Taylor Tanner Publications Limited
25th February 2008

Registered Office: 113, Mariners House, Queens Dock Commercial Centre, Norfolk Street, Liverpool, L1 0BG.

Taylor Tanner Publications Limited, a publishing company based in Merseyside, was wound up in the High Court and put in to compulsory liquidation on the 4th February 2008.

After an investigation by Companies Investigation Branch, the company was found to be implementing an alarming number of fraudulent sales methods to coerce businesses in to paying for advertisements in publications covering themes relating to drugs, bullying and internet safety awareness for children.
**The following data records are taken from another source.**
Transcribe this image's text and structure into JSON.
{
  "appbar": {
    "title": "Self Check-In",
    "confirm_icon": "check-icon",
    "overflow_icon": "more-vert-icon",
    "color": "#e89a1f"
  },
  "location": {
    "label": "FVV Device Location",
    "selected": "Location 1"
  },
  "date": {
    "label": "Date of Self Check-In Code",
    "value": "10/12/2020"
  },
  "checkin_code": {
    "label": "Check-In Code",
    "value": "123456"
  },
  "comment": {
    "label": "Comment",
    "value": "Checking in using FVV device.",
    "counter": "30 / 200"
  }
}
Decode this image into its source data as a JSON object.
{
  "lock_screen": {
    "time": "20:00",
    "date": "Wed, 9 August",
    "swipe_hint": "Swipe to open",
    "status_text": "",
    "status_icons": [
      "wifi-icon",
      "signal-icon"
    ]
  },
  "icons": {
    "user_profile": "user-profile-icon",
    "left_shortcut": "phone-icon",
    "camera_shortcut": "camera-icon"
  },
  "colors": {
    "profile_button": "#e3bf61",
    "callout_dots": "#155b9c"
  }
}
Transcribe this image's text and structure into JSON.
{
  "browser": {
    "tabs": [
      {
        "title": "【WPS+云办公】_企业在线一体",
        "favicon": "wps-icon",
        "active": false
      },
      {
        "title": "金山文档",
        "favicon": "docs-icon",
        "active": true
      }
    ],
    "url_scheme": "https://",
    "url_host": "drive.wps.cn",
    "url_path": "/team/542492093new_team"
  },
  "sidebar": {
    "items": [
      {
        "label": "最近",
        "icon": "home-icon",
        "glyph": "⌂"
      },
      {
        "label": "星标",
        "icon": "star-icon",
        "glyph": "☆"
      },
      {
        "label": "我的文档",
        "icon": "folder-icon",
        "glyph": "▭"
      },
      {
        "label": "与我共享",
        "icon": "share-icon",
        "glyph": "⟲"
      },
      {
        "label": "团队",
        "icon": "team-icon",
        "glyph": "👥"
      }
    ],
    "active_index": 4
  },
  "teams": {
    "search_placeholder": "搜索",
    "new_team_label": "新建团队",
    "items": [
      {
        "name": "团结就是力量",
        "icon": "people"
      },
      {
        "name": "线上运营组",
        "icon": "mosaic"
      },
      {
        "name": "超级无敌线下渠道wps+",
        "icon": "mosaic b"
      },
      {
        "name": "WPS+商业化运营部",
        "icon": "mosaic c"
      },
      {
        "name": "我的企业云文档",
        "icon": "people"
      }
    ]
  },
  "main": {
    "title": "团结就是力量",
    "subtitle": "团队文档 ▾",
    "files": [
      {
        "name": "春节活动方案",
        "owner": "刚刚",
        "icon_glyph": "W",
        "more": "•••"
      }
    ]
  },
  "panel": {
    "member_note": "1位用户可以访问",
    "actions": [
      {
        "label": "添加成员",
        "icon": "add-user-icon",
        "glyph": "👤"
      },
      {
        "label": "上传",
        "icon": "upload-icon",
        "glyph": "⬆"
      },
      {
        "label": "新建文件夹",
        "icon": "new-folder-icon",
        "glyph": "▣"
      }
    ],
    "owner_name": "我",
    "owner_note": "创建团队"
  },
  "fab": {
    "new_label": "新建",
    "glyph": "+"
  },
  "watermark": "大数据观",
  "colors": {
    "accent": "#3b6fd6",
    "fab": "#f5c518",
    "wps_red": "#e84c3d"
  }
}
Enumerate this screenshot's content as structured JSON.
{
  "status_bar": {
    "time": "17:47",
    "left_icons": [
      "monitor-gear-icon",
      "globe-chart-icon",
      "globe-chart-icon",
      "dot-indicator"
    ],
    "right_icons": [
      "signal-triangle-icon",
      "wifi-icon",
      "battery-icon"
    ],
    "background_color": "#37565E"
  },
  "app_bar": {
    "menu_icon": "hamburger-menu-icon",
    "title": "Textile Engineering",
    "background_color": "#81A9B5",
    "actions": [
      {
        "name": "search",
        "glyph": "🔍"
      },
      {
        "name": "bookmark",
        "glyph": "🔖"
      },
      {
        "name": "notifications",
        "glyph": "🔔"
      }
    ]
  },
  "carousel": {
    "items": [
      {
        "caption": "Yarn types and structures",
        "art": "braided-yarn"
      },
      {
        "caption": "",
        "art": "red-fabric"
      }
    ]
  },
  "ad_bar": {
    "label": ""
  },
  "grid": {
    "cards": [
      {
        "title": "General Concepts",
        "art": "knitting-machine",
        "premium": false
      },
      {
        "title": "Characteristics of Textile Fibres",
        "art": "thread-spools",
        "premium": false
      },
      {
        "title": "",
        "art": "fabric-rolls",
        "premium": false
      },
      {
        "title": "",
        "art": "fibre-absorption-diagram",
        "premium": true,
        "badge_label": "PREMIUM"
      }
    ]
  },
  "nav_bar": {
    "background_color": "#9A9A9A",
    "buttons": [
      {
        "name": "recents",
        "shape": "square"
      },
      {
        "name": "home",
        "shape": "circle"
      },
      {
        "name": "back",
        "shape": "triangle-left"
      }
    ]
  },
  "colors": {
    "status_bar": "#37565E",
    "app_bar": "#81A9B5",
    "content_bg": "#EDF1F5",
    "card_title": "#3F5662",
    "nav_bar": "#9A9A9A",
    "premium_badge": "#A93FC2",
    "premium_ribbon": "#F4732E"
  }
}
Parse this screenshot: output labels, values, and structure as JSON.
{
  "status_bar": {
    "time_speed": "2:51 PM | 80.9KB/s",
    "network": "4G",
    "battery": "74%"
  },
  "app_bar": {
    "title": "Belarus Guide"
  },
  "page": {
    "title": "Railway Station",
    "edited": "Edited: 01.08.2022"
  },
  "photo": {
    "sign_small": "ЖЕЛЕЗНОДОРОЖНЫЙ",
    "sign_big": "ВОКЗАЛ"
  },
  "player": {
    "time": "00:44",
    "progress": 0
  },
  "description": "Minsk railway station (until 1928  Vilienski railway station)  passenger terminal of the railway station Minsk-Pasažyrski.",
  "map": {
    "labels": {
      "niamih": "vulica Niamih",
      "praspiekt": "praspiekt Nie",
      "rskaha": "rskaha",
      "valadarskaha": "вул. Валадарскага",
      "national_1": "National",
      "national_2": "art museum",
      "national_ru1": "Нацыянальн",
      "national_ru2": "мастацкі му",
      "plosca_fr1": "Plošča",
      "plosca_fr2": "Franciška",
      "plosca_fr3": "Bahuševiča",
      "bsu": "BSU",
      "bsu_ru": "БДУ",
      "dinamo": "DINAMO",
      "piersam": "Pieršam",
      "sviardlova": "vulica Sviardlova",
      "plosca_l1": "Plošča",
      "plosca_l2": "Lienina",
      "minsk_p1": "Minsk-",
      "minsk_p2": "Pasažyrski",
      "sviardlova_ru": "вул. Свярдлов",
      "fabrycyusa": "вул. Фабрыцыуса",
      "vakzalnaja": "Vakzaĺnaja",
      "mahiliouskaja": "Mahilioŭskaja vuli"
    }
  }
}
The scams included invoicing and harassing business consumers for advertisements that had not actually been ordered, invoicing businesses again for invoices they had already paid, invoicing businesses that declined their services and employing fictitious debt collection methods to intimidate payments from businesses.

It was also found that large sums of money was being disbursed from company bank accounts, which according to the companies´ accounting records were to over 150 alleged advertising sales representatives. The alleged beneficiaries of these disbursements could not be verified or traced.

 

Regent House (UK) Ltd
21st December 2007

Registered Office: Regent House, Regent Street, Liverpool, L3 7BN

After an investigation by Companies Investigation Branch that found almost £1m had been defrauded from businesses, Regent House (UK) Ltd has been wound up in the High Court.

The company mislead businesses in to believing that large proportions of revenue they received under an alleged scheme entitled ´Safety Watch´ would be distributed to charity and other good causes through the sponsorship of advertising space.

It was found by the Court that the publications were distributed in a way that offered very little commercial benefit to the advertisers that sponsored the publications. Abusive credit control methods were found to be employed by the company and it was found to have sent out fictitious debt collection notices that were in fact issued by the company itself.

The individuals managing the company failed to keep adequate financial records and would not cooperate with CIB investigators. It was further found that there was a ´lack of transparency´ in to who the actual person controlling the finances of the company was. The alleged controller of the company was not appointed as a director until after Companies Investigation Branch commenced their investigations.

Regent House (UK) Ltd was wound up by the High Court on the 30th October, 2007.